Peres: Racist UN conference disgraceful

President says feels 'disgraced that a racist conference is opening in Geneva on the eve of Holocaust Remembrance Day, with Iranian President Ahmadinejad as the guest of honor.' There must be a limit to Switzerland's neutrality, he adds

President Shimon Peres harshly criticized the United Nations anti-racism conference opening in Geneva on Monday, in which Iranian President Mahmoud Ahmadinejad will take part.

 

"I feel disgraced that a racist conference is opening in Geneva on the eve of Holocaust Remembrance Day, with Ahmadinejad as guest of honor. This is the same Ahmadinejad that called for the destruction of Israel and wants it wiped off the map.

 

"There must be a limit to Switzerland's neutrality. Is Ahmadinejad the world's hope for the future?" Peres said.

 

The president added, "I don’t want to talk too much about Iran, where they hang people for no apparent reason. Iran is the center of hatred, bloodshed and terror.

 

"I would like to express Israel's gratitude to the United States and the other democracies that have decided not to take part in the Durban disgrace. We have no conference, but we have the Lord – and we will pray to him today."

 

So far, nine countries have announced their withdrawal from the conference - the US, Australia, New Zealand, Holland, Italy, Germany, Sweden, Poland and Canada.

 

Meanwhile, opposition leader Tzipi Livni urged the international community to join Israel and nine other countries and boycott conference.

 

"This is the last call for the international community that believes in the values on which the United Nations was built not to take part in the Durban conference. This is a conference with an agenda of hate, and its leaders are using it to project hate," she said.

 

"The fact that the Iranian president is a welcome guest at a UN conference is inconceivable," Livni added.

 

'Not everyone has learned lesson of Shoah'

Earlier Monday, Foreign Minister Avigdor Lieberman instructed Israel's Ambassador in Switzerland Ilan Elgar to return to Jerusalem for consultations following Swiss President Hans-Rudolf Merz's meeting with Iranian President Mahmoud Ahmadinejad.

 

Foreign Ministry Spokesman Yossi Levy clarified that the move was made in protest of Switzerland's approach towards "a Holocaust denier who has spoken more than once about the need to wipe Israel off the map." Prime Minister Benjamin Netanyahu was consulted on the move and approved of Lieberman's decision.

 

Netanyahu also addressed Ahmadinejad's participation in the conference at the start of the weekly cabinet meeting Monday, saying that "while we remember the six million (Jews murdered in the Holocaust), a conference will be held in Switzerland allegedly against racism.

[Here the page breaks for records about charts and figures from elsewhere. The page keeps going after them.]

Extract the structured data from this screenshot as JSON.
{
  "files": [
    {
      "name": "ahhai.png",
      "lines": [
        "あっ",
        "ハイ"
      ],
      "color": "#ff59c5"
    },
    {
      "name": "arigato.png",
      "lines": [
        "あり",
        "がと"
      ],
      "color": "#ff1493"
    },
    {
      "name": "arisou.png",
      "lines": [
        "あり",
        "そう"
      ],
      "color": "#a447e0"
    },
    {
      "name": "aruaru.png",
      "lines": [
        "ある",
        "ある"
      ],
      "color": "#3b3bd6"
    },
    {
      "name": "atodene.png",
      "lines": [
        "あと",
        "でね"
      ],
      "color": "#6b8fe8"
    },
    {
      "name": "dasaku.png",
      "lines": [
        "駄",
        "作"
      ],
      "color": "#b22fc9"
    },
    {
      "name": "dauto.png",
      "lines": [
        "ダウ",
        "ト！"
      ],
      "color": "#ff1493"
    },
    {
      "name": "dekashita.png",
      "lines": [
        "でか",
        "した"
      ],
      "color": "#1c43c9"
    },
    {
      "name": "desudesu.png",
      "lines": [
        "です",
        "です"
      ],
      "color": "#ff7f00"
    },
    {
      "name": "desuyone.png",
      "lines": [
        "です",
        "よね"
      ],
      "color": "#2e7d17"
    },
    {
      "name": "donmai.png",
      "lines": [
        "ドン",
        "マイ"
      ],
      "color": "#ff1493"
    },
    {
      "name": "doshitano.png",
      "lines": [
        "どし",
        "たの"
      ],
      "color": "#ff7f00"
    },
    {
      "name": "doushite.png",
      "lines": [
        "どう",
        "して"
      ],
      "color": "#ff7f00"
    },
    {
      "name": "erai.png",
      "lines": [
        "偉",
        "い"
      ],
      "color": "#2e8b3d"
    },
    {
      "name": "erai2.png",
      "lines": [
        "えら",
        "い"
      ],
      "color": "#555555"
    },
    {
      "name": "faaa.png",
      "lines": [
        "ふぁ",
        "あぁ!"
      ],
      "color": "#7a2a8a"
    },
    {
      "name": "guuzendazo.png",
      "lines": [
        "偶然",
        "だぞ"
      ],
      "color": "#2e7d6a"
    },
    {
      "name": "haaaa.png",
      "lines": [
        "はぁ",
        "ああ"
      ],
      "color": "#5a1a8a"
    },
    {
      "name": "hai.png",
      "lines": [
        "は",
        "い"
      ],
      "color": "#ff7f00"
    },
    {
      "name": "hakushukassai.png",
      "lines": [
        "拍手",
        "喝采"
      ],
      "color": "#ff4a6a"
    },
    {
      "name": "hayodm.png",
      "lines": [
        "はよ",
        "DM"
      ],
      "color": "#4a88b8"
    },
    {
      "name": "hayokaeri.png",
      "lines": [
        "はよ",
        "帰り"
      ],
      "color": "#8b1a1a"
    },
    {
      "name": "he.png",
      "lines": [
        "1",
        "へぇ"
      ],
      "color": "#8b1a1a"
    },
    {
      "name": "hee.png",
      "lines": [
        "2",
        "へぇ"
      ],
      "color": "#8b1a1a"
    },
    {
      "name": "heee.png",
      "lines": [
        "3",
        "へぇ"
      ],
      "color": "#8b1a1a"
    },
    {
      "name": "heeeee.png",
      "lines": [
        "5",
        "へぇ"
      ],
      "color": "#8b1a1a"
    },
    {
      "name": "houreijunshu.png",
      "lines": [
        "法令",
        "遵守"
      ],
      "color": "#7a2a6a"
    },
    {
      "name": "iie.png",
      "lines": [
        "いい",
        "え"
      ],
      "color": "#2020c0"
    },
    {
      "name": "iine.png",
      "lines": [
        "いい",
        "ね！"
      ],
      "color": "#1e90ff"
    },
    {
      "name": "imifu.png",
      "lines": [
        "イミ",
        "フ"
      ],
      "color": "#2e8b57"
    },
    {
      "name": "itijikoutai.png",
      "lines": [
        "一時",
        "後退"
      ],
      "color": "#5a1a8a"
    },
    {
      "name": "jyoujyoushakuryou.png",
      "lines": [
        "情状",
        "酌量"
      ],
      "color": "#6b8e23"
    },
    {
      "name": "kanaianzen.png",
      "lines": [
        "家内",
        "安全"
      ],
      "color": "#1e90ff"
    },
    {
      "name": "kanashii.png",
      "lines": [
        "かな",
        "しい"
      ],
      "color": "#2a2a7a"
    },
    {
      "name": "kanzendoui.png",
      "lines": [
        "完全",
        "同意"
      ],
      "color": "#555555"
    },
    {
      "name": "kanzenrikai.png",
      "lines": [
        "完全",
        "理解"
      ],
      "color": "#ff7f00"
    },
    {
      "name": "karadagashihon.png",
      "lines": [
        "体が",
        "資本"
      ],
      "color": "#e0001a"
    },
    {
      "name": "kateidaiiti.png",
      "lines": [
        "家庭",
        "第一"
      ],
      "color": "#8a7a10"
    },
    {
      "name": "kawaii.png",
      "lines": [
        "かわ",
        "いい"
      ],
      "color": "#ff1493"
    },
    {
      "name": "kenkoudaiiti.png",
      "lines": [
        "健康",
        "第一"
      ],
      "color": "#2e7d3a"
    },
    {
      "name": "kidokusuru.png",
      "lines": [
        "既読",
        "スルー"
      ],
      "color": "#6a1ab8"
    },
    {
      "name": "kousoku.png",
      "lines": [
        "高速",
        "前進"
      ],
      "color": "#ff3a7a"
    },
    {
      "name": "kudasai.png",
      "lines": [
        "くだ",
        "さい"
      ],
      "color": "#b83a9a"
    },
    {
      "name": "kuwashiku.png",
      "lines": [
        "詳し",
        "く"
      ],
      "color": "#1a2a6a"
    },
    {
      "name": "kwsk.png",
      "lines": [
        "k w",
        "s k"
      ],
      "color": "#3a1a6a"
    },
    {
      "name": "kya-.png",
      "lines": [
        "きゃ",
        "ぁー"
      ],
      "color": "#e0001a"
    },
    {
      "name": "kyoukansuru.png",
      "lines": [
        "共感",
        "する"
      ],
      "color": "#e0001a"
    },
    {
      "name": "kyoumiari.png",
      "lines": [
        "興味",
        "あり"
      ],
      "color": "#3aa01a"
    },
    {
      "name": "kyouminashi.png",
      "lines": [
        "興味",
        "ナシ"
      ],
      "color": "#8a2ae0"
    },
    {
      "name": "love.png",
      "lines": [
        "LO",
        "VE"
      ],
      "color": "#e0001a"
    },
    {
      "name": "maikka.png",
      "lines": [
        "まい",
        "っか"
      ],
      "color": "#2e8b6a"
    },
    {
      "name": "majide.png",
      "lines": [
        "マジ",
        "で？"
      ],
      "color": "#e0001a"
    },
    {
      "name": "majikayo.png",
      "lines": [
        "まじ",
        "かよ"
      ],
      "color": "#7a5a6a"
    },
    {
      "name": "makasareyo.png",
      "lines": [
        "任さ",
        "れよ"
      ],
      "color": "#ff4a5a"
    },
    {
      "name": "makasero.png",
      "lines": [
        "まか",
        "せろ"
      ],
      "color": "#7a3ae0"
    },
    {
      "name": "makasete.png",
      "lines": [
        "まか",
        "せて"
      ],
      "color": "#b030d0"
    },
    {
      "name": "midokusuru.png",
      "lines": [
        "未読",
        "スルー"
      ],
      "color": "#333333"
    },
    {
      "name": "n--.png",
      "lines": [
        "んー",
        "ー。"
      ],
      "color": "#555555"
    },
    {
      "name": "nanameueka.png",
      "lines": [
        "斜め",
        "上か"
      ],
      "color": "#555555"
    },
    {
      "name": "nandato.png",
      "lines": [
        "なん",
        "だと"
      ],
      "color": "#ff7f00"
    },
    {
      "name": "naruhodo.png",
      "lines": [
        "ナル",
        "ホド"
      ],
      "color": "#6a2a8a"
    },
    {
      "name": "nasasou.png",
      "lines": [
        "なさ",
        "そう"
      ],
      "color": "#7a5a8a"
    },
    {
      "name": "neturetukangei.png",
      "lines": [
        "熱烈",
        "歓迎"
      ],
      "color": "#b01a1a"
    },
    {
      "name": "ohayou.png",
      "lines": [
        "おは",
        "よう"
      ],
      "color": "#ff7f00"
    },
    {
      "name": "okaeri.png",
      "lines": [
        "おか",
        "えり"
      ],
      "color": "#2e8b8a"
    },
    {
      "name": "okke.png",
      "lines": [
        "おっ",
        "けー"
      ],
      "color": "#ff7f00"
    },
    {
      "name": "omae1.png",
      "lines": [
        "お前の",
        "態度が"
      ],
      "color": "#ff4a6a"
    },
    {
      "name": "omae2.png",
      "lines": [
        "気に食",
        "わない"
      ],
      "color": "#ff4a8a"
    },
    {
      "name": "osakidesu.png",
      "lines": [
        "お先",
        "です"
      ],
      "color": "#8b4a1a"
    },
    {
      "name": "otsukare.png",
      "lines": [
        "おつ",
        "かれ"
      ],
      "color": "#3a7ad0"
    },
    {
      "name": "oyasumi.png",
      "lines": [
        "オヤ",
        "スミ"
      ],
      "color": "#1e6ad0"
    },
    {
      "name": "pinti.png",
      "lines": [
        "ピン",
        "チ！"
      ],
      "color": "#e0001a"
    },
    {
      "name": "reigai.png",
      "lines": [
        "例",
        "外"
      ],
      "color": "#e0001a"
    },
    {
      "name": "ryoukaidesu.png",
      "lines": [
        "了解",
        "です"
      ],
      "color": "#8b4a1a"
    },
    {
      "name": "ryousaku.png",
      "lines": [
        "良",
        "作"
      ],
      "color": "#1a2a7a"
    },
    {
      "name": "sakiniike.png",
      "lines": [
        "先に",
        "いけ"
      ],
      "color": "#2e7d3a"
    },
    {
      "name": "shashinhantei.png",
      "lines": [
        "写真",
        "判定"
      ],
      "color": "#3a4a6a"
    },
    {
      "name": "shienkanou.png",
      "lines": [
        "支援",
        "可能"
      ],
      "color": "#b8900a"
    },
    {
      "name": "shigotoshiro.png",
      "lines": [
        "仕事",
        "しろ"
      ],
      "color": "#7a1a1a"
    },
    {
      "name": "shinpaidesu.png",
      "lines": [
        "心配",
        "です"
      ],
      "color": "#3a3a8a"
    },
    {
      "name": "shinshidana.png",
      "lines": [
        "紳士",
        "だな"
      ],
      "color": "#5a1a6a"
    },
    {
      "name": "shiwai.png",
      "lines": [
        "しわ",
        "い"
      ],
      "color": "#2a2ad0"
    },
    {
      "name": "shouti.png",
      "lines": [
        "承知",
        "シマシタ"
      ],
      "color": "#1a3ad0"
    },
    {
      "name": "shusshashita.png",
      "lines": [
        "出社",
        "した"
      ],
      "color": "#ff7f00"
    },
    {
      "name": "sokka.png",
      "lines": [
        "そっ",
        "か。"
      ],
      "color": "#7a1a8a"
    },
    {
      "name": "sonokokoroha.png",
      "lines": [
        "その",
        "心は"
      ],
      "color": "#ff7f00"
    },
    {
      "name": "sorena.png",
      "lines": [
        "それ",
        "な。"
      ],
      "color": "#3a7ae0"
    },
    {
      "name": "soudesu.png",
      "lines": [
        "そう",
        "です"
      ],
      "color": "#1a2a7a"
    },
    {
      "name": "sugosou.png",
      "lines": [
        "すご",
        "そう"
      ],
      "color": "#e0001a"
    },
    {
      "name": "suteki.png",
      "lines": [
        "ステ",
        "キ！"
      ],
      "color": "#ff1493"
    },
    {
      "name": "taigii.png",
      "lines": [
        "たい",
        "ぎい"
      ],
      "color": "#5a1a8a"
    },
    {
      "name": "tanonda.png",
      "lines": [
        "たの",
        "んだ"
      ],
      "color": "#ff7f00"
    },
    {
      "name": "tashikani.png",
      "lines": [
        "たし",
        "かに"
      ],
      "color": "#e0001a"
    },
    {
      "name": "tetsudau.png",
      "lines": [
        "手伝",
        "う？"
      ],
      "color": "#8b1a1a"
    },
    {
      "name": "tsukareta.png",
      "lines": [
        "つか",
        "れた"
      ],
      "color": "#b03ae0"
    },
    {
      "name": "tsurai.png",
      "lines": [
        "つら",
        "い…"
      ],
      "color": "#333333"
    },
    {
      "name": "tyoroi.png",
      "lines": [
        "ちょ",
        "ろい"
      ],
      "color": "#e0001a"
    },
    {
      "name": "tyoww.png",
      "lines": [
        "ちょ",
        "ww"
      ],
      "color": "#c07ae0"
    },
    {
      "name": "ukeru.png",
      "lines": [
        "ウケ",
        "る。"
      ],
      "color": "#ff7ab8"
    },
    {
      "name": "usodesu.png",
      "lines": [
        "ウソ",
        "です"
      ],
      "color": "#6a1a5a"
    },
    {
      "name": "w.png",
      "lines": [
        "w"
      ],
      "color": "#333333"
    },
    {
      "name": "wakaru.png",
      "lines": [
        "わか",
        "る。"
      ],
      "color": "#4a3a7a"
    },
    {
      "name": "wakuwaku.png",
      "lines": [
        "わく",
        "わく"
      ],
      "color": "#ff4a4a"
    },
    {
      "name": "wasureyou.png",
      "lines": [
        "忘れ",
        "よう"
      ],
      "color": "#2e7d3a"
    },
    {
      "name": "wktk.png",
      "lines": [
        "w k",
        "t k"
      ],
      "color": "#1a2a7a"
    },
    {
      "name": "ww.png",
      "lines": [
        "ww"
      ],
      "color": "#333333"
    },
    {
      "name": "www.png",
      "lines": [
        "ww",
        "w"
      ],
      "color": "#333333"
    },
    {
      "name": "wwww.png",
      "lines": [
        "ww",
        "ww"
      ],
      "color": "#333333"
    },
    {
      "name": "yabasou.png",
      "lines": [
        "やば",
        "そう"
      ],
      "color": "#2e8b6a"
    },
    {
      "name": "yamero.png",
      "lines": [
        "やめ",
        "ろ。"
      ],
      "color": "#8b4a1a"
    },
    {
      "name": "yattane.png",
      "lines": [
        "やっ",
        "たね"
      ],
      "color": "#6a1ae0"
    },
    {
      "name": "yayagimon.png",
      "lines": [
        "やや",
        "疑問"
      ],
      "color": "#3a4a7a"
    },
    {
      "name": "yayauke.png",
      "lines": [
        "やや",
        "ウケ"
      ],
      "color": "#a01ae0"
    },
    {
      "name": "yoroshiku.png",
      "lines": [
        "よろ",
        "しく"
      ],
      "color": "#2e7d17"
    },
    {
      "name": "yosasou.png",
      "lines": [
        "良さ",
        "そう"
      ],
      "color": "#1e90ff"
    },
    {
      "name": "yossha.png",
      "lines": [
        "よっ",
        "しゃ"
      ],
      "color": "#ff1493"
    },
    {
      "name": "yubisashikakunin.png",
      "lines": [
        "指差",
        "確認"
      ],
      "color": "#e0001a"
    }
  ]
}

Its guest of honor is a Holocaust denier who does not conceal his plan to wipe Israel off the face of the earth.

 

"I congratulate the countries which chose to boycott the conference. Contrary to those dark days, today we have a strong Jewish state," he said, adding that "Unfortunately, not everyone has learned the lesson of the Holocaust."

 

UN chief: Text carefully balanced

However, UN Secretary-General Ban Ki-moon on defended the disputed conference text as "carefully balanced" and said the conference was necessary to confront simmering racial tensions that could otherwise trigger social unrest and violence.

 

"I deeply regret that some have chosen to stand aside. I hope they will not do so for long," he told the Geneva meeting.

 

Britain, the Czech Republic and France have decided to take part in the conference, but sent low-ranking diplomatic officials. French Foreign Minister Bernard Kouchner said his country's representative would walk out "immediately" if the conference turns into a platform for racist comments against Israel.